Are these seven stranded castaways up to carrying the weight of American ambition, pride, arrogance, and disillusionment? Of course not, but it's still a fun and stimulating read.
https://www.amazon.com/Gilligans-Wake-Novel-Tom-Carson/dp/0312311141/ref=sr_1_1?crid=3GKDJDELF9ZIV&dchild=1&keywords=gilligans+wake&qid=1631594013&s=books&sr=1-1
As you suspected from the title, it's a very American riff on FINNEGANS WAKE: seven sly, punning monologues by a familiar cast of characters, recounting the parts they played in the unfolding of the American Century.
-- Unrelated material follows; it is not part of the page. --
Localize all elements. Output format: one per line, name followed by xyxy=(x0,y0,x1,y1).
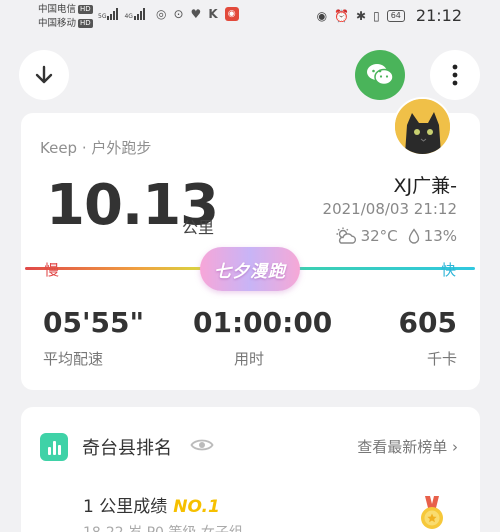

Here, the Skipper commanded a PT boat in the South Pacific, where he met a young naval officer named Jack Kennedy; the Millionaire, born to a life of privileged cluelessness, helped Communist sympathizer Alger Hiss to become a Washington insider; his wife, the Heiress, hung out with Daisy Buchanan, discovering narcotics and lesbianism in the roaring '20s.
The Actress -- arguably the smartest of the group -- posed for fetish photos with Bettie Page, and went on to a B-movie "career" before winding up on an insipid TV sitcom; the Professor was quietly instrumental in creating the CIA and the NSA before going to work for political fixer Roy Cohn; an exchange student named Mary-Ann Kilroy comes back from a memorable summer in Paris to learn that she's anything but a typical girl from small-town Kansas. And a San Francisco beatnik poet named Maynard G. Krebs wakes up in the Mayo Clinic with a new name and a small hat, stumbling through all the other characters' stories in various, unfailingly awkward, guises. (Another recurring character is Richard Nixon, who clearly occupies the lowest circle in Tom Carson's Hell.)
Giving us a kaleidoscopic tour of 20th century American history, politics, art, literature, and pop culture, the novel has a grand old time lobbing its endless in-jokes at the reader, just for the fun of keeping us on our toes. The sub-Joycean wordplay, at its most freewheeling in the Krebs/Gilligan chapter, indulges our fancy on how Shakespeare and T.S. Eliot might've shared an issue of TV Guide:
"The elevator at the end of the hall was the size of a phone booth, but must have been capacious for all that: "Max. 99" read the sign on its wall. Stepping out, I interrogated a couple of loafers: Who is the third son who walks always beside you? I was still hoping to find Suze, but Vic Morrow and vic morrow and vicmorrow kept me in this petty place from day to day. Rats were patrolling Room 222, gunsmoke made the sea be yesterday, oh Dr. Kildare F. Troop I'm on to you: I know what the Mayo Clinic is..."
Are these seven stranded castaways up to carrying the weight of American ambition, pride, arrogance, and disillusionment? Of course not, but it's still a fun and stimulating read.
https://www.amazon.com/Gilligans-Wake-Novel-Tom-Carson/dp/0312311141/ref=sr_1_1?crid=3GKDJDELF9ZIV&dchild=1&keywords=gilligans+wake&qid=1631594013&s=books&sr=1-1
Major Matt Mason
~marmelmm
Sounds intriguing. I'll have to keep an eye out for it.
Wakboth
~wakboth
Seconding what marmelmm said about this sounding interesting.
Robert Chretien Ruskin
~rcruskin
GabrielLaVedier
~gabriellavedier
I'm sold, on the strength of the television-sprinkled Shakespeare.